Joel Leslie is someone I know I can always rely on to deliver a strongly-characterised and expertly differentiated performance, and he does exactly that here. Lucas and Max are easy to tell apart by virtue of a difference in pitch, and the accents adopted for some of the secondary characters – scouse for Lucas’ bestie, Sophia, Northern Irish for Max’s bestie, Jake – are well done and consistent throughout. At this point, I would usually be talking about how good Mr. Leslie is at bringing out the characters’ emotions – but the trouble is that there’s not much in the text for him to actually emote. There’s no real humour in the story and the only emotional highs and lows happen near the end; most of the time, the story is just chugging along on an even keel so there’s nothing for Mr. Leslie to really exercise his acting chops on!

And finally. To keep the dialogue sounding contemporary, the author peppers it with ‘like’s and ‘y’know’s and ‘right?’s – as in ‘I went to the, like, bus stop, but the bus didn’t come, y’know?’ or ‘I went to the bus stop, right?’ (not actual quotes!) but the trouble is that while, in print, my eyes would probably just gloss over those words and phrases, in audio they’re incredibly repetitive and they stick out like sore thumbs. I know the generally accepted wisdom is to record an audiobook word for word, but this one could have done with a bit of editing beforehand to remove a load of those likes, y’knows and rights, to make it less grating to listen to.

Here’s an actual example – Max has asked Lucas if the group will come on tour with him and his band:

“I mean… you’re joking, right?”

“Why would I be joking?”

“Just– you realise that we haven’t just been waiting around for you to, like, uproot our lives, right?”

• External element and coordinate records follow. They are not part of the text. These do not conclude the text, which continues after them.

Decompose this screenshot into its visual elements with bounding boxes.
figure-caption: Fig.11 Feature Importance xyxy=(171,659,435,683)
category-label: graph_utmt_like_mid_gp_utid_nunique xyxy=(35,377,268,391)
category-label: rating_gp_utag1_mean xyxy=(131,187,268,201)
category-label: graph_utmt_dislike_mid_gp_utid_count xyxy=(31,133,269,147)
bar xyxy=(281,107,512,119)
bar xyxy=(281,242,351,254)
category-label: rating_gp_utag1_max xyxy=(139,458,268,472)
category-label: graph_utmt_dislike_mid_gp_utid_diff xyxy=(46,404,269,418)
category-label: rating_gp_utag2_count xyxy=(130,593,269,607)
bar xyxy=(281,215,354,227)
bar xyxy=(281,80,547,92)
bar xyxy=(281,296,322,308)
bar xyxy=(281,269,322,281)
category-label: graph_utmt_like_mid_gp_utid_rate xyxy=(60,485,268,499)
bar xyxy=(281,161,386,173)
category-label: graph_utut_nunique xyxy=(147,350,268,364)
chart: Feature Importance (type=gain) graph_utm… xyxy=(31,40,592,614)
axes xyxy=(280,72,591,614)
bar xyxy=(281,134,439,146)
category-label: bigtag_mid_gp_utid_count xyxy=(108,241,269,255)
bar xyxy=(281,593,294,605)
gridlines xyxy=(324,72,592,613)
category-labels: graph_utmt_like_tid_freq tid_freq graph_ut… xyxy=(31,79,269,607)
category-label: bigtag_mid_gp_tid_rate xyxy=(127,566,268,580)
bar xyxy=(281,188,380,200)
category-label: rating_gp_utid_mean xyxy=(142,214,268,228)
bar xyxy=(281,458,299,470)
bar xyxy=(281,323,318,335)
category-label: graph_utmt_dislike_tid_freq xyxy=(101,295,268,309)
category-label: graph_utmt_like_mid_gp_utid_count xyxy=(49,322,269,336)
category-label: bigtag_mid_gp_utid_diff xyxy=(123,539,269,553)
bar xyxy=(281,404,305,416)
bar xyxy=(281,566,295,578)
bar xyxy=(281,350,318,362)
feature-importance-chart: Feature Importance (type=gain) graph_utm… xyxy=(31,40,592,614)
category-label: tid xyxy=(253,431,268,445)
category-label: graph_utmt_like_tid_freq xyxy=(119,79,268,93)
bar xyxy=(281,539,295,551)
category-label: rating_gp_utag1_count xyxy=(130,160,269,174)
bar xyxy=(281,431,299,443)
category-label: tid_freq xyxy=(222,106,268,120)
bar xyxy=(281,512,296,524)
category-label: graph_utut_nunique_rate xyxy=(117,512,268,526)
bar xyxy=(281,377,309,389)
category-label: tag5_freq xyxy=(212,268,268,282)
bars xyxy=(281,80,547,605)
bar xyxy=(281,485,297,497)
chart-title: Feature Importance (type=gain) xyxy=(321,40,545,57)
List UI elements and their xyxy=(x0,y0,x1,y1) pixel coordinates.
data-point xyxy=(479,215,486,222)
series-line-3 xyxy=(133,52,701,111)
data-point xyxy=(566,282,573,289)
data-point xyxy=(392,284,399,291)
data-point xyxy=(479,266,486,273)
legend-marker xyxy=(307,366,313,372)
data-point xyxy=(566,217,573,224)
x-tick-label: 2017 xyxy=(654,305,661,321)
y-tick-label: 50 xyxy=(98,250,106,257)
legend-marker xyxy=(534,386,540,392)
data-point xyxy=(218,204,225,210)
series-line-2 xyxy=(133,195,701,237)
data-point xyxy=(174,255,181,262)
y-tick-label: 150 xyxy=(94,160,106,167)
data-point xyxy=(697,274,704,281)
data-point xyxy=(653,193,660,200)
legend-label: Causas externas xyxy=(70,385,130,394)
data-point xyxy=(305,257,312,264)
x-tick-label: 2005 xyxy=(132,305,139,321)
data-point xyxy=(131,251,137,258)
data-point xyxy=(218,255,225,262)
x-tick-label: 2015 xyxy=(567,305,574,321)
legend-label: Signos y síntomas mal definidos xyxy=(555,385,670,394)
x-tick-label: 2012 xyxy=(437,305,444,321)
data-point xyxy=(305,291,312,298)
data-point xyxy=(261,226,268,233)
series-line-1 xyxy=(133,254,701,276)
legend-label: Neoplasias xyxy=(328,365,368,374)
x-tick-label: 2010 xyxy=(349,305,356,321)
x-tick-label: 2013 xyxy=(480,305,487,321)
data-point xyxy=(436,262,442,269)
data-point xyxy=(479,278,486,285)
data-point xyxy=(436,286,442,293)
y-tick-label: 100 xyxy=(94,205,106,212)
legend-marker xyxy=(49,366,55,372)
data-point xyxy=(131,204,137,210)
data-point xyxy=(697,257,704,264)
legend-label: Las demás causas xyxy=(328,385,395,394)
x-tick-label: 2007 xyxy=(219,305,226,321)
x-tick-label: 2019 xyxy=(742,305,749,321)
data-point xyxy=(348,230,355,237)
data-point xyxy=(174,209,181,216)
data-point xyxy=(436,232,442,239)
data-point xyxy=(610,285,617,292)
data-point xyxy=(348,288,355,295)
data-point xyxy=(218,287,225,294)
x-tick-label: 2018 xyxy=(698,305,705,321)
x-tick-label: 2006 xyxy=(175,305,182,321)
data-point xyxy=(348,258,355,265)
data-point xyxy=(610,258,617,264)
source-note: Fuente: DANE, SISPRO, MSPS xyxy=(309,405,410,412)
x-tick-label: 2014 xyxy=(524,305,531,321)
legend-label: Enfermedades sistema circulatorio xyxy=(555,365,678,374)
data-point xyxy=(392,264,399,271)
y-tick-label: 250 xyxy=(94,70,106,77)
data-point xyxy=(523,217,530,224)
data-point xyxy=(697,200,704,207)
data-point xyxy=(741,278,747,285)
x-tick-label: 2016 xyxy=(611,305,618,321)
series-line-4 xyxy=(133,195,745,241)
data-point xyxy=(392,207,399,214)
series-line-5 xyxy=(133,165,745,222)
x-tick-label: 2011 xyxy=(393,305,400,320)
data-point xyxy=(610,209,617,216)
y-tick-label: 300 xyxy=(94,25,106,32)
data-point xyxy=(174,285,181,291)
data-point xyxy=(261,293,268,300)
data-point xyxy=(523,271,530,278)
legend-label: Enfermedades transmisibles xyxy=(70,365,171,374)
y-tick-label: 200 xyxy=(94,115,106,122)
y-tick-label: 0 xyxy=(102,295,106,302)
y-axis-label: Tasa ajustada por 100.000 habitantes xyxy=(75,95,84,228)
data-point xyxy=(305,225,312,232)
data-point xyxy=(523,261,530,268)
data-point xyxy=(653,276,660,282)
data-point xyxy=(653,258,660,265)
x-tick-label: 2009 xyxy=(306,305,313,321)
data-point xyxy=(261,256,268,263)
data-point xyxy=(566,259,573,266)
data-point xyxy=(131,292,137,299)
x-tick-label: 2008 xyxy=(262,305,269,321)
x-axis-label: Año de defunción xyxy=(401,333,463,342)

Sometimes, less really IS more.

The majority of the reviews on Amazon and Goodreads disagree with my assessment, but You’re My Beat was a disappointment. There’s no chemistry between the leads, the romance is almost non-existent and the repetition of certain words and phrases were like nails down a blackboard as the hours mounted up. I might try another book by Zarah Detand, but as this is (so far) her only audiobook, it’ll have to be in print.